Rather, before speculating on solutions the problem has to be characterized. Often the process is iterative. But typical human behavior (likely dating back to the veldt) is to jump to the last step and be done with the whole thing. We can see how well that tactic has worked for Study Group 7.
Organizations (such as observatories, for instance) have much experience with this particular issue and with strategies for handling it. Similarly, after a dozen years the ITU-R has finally chided SG-7 for failing to consult with stakeholders.
> UTC is bad because it is incompatible with ancient notation and it is unpredictable;
The ways that UTC is good or bad are many and interrelated. Oversimplifying the problem space will make viable solutions vanish into the wainscoting.
> the correct solution is to use either TAI or UT1 as appropriate.
That is, the civil timekeeping problem space includes use cases pertaining to both. Leaving either one out of the analysis makes a coherent solution impossible.

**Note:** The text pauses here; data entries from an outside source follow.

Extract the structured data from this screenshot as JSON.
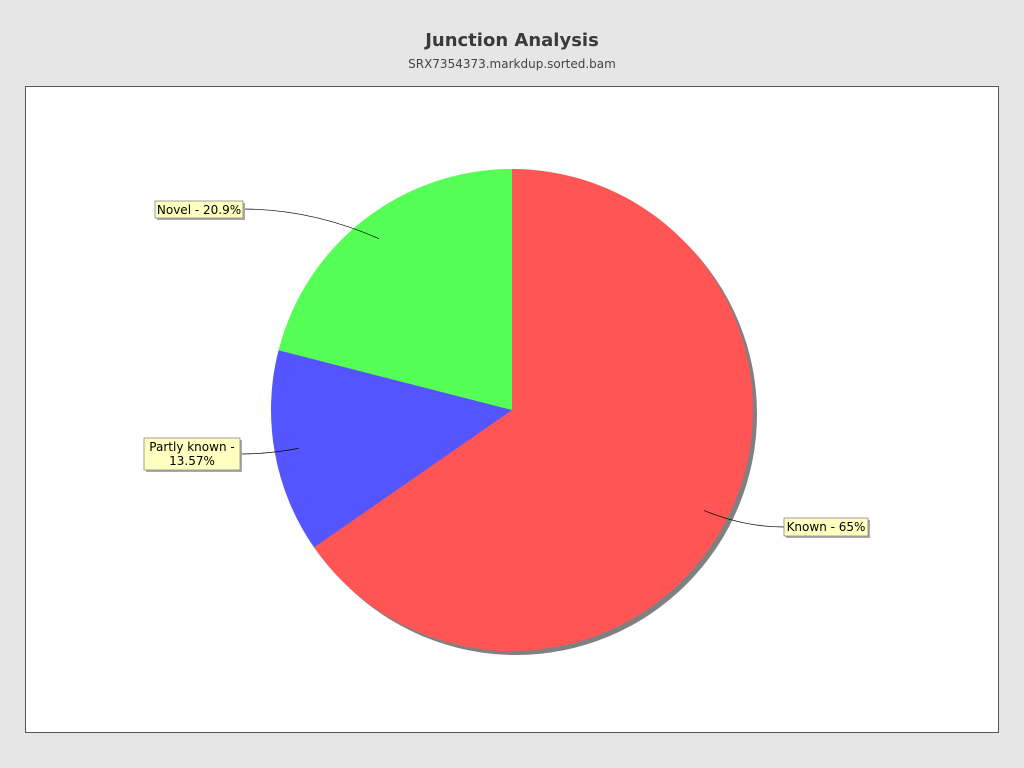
{
  "chart_data": {
    "type": "pie",
    "title": "Junction Analysis",
    "subtitle": "SRX7354373.markdup.sorted.bam",
    "slices": [
      {
        "label": "Known - 65%",
        "value": 65,
        "color": "#ff5555"
      },
      {
        "label": "Partly known - 13.57%",
        "value": 13.57,
        "color": "#5555ff"
      },
      {
        "label": "Novel - 20.9%",
        "value": 20.9,
        "color": "#55ff55"
      }
    ],
    "start_angle": "12 o'clock",
    "direction": "clockwise",
    "label_box_color": "#ffffc0"
  }
}
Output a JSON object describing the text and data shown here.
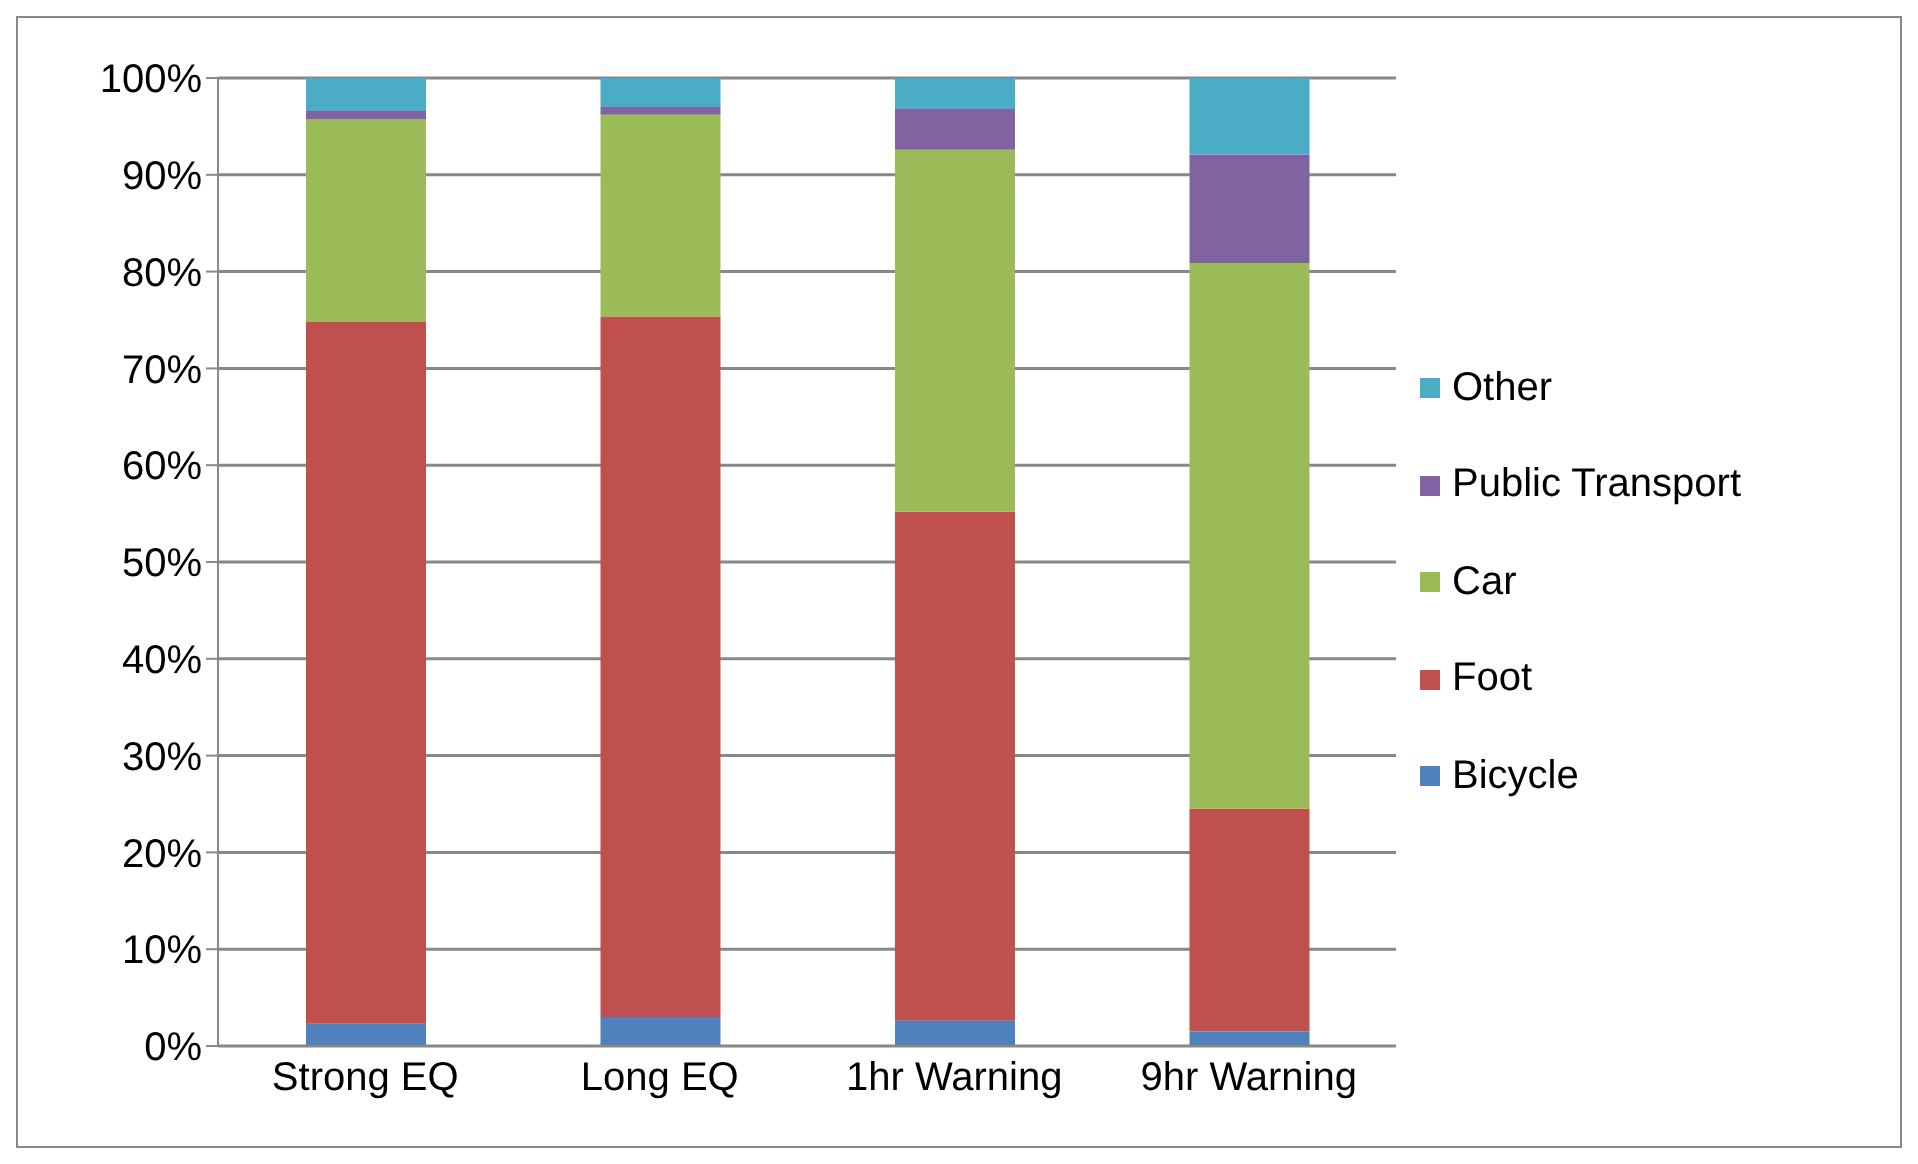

Folks don't like being lectured and I'm sure I seem boorish, but after 12 years a simple description of the concept of engineering requirements appears to remain controversial. There are no correct solutions; systems engineering seeks satisfactory solutions. A single problem - a coherently described problem space - may permit many different solutions that meet requirements (perhaps allowing a few liens in the mix). Trade-off studies against the familiar dimensions of cost, schedule and performance - and the risks (brittle higher order moments) of each of these - are necessary to identify the "best" option(s). But best here isn't some sort of Platonic ideal, rather just an efficient solution reached through satisficing.
> Displaying the time correctly for multiple locations has been solved for decades.
Problems don't stay solved. Ubiquitous videoconferencing has changed the nature of meetings. Each solution has a context.